A l’échelle nationale, l’Agence nationale de sécurité sanitaire de l’alimentation, de l’environnement et du travail (ANSES) réalise des évaluations de risque pour les organismes présentant un danger pour la santé humaine ou l’environnement. Ces évaluations se basent sur le risque d’entrée et d’établissement dans le pays, sur le risque de prolifération et sur les impacts actuels et potentiels de l’organisme. Des évaluations ont notamment été réalisées pour certaines EVEE comme les ambroisies ou la Berce du Caucase.

A l’échelle européenne, d’autres évaluations de risque sont fréquemment utilisées. Le gouvernement belge propose notamment une méthode appelée le protocole ISEIA. Ce protocole évalue les capacités de dispersion du taxon, les milieux colonisés et les impacts associés, et produit un classement en trois catégories : risque fort (catégorie A), risque modéré (catégorie B) ou risque faible (catégorie C).

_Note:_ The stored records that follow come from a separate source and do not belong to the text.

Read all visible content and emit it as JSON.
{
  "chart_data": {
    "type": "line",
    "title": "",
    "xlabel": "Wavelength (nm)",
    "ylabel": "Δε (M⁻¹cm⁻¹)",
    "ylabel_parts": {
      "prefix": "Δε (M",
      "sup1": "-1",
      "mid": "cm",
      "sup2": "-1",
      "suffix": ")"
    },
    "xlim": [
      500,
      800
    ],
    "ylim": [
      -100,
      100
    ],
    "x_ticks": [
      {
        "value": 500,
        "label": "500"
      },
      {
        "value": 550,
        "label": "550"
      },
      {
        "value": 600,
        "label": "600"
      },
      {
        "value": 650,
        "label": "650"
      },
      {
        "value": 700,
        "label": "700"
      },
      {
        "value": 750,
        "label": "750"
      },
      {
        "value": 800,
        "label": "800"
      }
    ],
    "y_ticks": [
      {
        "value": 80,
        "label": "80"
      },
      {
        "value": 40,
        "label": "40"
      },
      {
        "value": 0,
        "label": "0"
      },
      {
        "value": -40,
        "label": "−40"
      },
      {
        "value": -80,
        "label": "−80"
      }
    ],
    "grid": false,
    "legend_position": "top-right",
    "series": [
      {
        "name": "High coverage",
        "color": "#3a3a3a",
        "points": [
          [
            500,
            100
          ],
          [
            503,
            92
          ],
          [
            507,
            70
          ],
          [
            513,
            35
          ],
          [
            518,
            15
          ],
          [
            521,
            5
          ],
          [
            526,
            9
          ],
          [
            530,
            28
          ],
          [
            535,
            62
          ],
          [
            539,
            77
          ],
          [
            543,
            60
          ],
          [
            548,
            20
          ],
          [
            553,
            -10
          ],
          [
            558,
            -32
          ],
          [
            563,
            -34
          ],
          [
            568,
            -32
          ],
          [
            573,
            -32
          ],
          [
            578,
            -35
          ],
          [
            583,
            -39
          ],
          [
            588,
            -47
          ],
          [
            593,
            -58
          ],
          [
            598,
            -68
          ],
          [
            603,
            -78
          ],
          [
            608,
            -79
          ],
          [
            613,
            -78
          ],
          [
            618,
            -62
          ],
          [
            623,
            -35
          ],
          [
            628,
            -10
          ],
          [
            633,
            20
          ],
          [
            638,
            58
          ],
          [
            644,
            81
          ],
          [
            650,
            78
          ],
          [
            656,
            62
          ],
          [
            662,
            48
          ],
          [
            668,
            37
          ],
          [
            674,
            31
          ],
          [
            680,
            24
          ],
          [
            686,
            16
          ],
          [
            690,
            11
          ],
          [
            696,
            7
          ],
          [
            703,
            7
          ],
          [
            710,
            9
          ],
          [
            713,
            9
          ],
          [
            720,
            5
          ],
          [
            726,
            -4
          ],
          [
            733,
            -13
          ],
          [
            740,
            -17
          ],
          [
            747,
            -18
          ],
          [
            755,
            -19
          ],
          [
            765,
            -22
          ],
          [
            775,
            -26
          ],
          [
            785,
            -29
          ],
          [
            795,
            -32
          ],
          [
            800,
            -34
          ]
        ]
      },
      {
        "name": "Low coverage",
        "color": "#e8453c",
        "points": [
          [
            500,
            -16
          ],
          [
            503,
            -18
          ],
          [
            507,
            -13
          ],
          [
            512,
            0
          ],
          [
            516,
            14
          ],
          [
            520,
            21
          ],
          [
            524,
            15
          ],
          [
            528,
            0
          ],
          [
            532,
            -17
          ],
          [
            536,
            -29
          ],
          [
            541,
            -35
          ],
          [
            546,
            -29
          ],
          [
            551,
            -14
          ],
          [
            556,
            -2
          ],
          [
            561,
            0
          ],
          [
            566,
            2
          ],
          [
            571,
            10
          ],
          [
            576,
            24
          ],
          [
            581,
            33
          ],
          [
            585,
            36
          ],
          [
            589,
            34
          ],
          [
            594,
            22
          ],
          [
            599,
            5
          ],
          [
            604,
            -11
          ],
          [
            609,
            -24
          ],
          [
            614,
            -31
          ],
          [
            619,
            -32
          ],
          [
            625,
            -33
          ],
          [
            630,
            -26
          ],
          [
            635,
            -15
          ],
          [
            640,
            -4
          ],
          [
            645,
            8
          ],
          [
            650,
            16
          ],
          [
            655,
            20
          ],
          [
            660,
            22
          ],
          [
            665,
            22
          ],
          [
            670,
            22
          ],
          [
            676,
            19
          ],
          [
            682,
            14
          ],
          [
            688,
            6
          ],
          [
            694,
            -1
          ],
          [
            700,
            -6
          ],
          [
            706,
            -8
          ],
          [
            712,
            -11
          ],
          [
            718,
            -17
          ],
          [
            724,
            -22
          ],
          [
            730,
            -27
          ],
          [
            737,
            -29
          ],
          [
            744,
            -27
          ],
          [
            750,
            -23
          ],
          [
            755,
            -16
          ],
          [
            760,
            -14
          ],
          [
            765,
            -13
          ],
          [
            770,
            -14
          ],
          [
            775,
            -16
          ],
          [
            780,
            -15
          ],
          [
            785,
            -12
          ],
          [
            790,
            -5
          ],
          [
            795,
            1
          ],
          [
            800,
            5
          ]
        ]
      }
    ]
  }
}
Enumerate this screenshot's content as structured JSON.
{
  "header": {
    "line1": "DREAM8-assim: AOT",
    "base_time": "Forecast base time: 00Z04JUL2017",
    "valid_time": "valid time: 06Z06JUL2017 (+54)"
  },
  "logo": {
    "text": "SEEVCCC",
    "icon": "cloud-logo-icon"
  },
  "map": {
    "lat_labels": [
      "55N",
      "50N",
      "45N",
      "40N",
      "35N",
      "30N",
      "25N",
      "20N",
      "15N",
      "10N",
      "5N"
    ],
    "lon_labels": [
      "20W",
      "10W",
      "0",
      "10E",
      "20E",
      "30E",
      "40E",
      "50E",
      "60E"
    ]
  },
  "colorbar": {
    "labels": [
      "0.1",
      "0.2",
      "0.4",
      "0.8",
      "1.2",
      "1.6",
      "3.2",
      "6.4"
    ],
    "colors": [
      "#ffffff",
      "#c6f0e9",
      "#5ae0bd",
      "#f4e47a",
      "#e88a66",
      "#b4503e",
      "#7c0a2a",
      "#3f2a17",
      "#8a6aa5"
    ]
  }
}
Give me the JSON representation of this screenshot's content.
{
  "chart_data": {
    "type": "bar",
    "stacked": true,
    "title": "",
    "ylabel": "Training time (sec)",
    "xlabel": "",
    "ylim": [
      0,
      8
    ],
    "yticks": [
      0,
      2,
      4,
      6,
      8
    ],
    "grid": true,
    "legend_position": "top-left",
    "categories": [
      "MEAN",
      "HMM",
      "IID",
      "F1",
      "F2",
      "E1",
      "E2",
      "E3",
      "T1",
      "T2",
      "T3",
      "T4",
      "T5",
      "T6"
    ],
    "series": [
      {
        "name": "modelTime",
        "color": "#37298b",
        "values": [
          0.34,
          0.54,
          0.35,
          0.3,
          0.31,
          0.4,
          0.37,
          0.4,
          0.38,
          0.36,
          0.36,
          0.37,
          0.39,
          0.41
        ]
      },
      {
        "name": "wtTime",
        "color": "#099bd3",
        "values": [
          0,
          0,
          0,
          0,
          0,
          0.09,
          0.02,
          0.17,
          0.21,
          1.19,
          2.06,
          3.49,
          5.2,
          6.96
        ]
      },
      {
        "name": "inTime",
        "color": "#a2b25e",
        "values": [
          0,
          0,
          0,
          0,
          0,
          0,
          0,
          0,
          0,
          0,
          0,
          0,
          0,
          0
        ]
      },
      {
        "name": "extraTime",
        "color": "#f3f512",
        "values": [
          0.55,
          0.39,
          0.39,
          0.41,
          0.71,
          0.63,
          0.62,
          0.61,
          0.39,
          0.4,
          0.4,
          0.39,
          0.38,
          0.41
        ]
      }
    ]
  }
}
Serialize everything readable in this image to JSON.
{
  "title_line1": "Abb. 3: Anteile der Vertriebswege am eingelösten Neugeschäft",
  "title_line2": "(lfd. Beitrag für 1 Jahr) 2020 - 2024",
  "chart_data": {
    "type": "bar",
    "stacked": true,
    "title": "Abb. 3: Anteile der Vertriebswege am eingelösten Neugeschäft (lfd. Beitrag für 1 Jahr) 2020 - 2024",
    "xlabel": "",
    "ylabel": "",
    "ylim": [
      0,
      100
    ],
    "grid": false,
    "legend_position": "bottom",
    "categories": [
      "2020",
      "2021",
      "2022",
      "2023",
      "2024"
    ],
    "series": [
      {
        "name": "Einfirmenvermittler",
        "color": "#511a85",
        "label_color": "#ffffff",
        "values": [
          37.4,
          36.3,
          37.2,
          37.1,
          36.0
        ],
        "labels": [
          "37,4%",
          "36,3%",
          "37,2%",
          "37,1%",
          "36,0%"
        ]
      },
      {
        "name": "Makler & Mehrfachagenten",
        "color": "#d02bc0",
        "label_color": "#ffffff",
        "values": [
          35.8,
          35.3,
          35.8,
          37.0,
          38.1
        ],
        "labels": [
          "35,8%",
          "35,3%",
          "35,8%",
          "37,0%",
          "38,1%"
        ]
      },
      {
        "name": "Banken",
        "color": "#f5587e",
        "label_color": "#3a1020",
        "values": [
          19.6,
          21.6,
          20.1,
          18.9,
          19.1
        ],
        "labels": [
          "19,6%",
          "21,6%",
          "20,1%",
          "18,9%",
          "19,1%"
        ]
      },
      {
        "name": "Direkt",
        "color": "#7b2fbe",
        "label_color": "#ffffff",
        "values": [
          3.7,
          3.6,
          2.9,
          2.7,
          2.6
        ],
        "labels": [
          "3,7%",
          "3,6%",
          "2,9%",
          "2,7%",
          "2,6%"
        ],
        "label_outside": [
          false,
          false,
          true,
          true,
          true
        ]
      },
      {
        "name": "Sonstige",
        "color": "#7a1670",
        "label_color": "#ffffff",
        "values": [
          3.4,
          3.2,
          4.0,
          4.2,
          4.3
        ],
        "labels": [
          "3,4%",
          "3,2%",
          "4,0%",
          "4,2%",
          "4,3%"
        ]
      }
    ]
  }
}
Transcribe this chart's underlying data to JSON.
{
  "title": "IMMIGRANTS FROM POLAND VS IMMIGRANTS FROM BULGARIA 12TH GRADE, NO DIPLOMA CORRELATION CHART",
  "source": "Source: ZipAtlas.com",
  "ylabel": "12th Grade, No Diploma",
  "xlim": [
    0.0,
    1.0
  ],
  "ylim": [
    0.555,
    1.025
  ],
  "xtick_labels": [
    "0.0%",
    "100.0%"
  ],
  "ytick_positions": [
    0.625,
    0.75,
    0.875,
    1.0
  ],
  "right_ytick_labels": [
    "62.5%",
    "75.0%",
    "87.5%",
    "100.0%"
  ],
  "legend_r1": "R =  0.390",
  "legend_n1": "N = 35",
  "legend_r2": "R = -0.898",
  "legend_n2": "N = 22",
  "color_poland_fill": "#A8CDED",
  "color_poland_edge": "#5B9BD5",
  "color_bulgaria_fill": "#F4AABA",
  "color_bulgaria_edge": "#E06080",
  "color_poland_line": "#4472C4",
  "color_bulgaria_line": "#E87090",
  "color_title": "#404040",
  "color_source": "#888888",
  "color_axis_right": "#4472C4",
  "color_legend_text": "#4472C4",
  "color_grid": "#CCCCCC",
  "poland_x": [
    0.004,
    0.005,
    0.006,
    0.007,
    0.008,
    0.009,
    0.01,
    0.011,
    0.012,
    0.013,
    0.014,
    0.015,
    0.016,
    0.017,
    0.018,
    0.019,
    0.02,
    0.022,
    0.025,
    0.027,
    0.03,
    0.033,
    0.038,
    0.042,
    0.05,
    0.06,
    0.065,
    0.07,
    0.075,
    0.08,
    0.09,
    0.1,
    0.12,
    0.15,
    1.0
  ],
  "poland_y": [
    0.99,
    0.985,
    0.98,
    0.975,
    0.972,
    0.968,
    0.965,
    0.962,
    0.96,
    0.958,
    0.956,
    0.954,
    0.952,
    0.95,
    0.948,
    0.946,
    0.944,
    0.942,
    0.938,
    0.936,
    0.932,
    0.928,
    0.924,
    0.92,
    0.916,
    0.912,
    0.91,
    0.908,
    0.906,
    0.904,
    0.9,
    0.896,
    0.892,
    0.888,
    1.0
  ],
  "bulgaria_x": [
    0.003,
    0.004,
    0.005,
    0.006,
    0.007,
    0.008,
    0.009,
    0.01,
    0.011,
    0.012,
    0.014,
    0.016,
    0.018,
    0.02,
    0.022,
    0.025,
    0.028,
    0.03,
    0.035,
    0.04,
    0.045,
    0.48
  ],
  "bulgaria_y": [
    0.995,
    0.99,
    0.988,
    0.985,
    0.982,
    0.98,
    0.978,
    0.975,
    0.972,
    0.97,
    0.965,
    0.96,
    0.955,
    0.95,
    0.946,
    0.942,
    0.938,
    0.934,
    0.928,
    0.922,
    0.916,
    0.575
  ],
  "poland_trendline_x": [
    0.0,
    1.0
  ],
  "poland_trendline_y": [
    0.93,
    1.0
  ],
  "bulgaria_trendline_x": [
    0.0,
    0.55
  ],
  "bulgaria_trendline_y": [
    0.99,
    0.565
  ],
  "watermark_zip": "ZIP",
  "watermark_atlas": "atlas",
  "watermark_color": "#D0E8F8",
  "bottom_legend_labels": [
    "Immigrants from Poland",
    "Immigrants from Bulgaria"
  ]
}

Une autre méthode utilisée à l’internationale est l’Analyse de Risque Phytosanitaire de l’OEPP. Cette analyse peut s’appliquer aux plantes, animaux (insectes), bactéries et virus. Elle identifie et cible les voies d’introduction et de propagation des espèces cibles. Une évaluation qualitative est effectuée pour chaque question en se basant sur cinq niveaux de risques (très faible, faible, modéré, élevé, très élevé).